OVERVIEW
Leukocyte adhesion deficiency (LAD) type II (LAD II) is a rare primary immunodeficiency disease with only 2 cases reported to date.LAD II is an abnormality in fucose metabolism, resulting in defects in the leukocyte surface-selectin ligand fucosylation antigen SLEX, which leads to abnormal rolling function of leukocytes and affects their adhesion to the vascular endothelium.
Etiology
The SLEX antigen on the surface of leukocytes serves as a ligand-binding site for selectins on the surface of endothelial cells, which is involved in the mutual adhesion of leukocytes and endothelial cells and promotes leukocyte rolling toward the inflammatory region. Abnormal fucose metabolism, which results in the absence of fucosylated substances such as the SLEX antigen of selectin ligands, leads to leukocyte adhesion dysfunction, growth and retarded intellectual development.
Symptoms.
Recurrent bacterial infections occur shortly after birth and include pneumonia, periodontitis, otitis media, limited soft tissue infections, and skin infections. The absence of pus formation at the site of infection is characteristic. The infections are less severe than LAD I and there is no delayed cord detachment. Other manifestations are severe mental retardation and short stature with peculiar facial features.
Examination
Peripheral blood neutrophils are abnormally high, even in the absence of infection, up to (25-30) × 109/L, and in acute infection up to 150 × 109/L. Neutrophil chemotaxis is markedly decreased and phagocytosis is normal. The use of monoclonal antibodies revealed no SLEX expression in the neutrophils of the child. The half-life of neutrophils in the vasculature was only 3.2 hours (6-9 hours in normal subjects), and the metabolic rate was also significantly elevated, with eight times as many neutrophils being released from the bone marrow into the bloodstream as in normal subjects.

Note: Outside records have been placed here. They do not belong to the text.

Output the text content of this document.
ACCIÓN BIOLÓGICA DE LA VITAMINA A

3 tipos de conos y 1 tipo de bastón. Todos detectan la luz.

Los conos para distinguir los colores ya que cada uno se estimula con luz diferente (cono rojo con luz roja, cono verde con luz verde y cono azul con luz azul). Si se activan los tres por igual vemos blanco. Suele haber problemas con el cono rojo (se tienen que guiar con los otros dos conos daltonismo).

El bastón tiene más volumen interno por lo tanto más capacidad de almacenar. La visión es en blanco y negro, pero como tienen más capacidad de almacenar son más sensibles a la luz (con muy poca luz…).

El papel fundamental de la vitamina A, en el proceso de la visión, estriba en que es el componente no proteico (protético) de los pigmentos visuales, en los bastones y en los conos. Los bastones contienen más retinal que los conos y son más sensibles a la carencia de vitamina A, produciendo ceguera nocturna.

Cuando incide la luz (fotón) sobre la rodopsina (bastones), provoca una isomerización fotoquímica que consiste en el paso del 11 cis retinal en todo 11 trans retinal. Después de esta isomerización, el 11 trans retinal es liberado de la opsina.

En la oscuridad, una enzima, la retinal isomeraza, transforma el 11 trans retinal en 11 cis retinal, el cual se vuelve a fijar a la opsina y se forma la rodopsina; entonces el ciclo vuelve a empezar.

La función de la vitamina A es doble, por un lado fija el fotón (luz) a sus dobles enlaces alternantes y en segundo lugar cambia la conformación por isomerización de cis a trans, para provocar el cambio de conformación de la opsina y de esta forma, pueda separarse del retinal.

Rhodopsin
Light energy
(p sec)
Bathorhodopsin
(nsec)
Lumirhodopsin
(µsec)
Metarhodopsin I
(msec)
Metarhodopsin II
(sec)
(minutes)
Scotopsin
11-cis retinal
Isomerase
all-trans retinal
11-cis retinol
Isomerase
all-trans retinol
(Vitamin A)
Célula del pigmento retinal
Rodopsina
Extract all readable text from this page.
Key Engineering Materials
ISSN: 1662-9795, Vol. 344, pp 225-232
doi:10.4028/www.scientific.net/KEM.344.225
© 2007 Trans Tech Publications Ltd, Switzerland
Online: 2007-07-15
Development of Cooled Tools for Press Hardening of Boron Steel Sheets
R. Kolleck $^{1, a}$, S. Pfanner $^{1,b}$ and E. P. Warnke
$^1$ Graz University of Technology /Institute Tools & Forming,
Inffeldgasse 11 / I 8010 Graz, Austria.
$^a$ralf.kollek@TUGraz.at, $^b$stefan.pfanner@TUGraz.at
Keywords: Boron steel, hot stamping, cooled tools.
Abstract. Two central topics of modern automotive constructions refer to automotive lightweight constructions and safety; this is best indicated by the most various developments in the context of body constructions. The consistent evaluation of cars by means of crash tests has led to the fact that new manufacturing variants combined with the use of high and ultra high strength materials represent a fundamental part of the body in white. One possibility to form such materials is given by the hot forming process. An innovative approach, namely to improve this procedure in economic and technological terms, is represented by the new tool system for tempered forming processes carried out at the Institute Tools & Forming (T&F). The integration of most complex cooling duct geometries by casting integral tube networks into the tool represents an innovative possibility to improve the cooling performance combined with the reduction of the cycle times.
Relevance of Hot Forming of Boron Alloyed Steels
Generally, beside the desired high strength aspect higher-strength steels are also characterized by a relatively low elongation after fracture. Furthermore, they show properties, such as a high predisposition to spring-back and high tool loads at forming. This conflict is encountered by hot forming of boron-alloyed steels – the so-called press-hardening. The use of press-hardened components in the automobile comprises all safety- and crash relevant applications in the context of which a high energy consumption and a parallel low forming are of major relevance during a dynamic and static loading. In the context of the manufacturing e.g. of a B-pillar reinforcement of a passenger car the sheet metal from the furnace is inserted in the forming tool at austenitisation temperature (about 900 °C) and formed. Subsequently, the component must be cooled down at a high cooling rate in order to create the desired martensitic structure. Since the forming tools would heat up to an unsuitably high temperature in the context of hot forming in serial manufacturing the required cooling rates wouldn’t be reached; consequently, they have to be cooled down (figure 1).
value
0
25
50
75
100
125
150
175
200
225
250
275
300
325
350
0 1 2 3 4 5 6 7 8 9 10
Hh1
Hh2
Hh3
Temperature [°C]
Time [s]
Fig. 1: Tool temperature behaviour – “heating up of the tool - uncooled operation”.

All auxiliary examinations are usually selected according to clinical needs, and chest radiographs and ultrasound are often required.
Diagnosis
The diagnosis is confirmed by recurrent infections without pus formation, by the presence of peculiar facial features and mental retardation, and by a history of parental consanguineous marriages combined with laboratory tests.
Treatment
Antimicrobial therapy is effective in controlling bacterial infections and prophylactic use of antimicrobials is usually not required. Chronic periodontitis and severe mental retardation are difficult to resolve. Dietary supplementation with fucoidan or administration of an intravenous supply of fucoidan may be considered. Children are often erythrocyte H antigen negative (H antigen also belongs to fucosylated antigen), if repeated administration of intravenous fucose is given, the body can be induced to produce anti-H antigen antibodies, resulting in severe hemolytic anemia, and should be used with caution.
Prognosis
Repeated infections to nutritional deficiencies and growth retardation, severe infections may lead to death of the child, and severe mental retardation is difficult to resolve.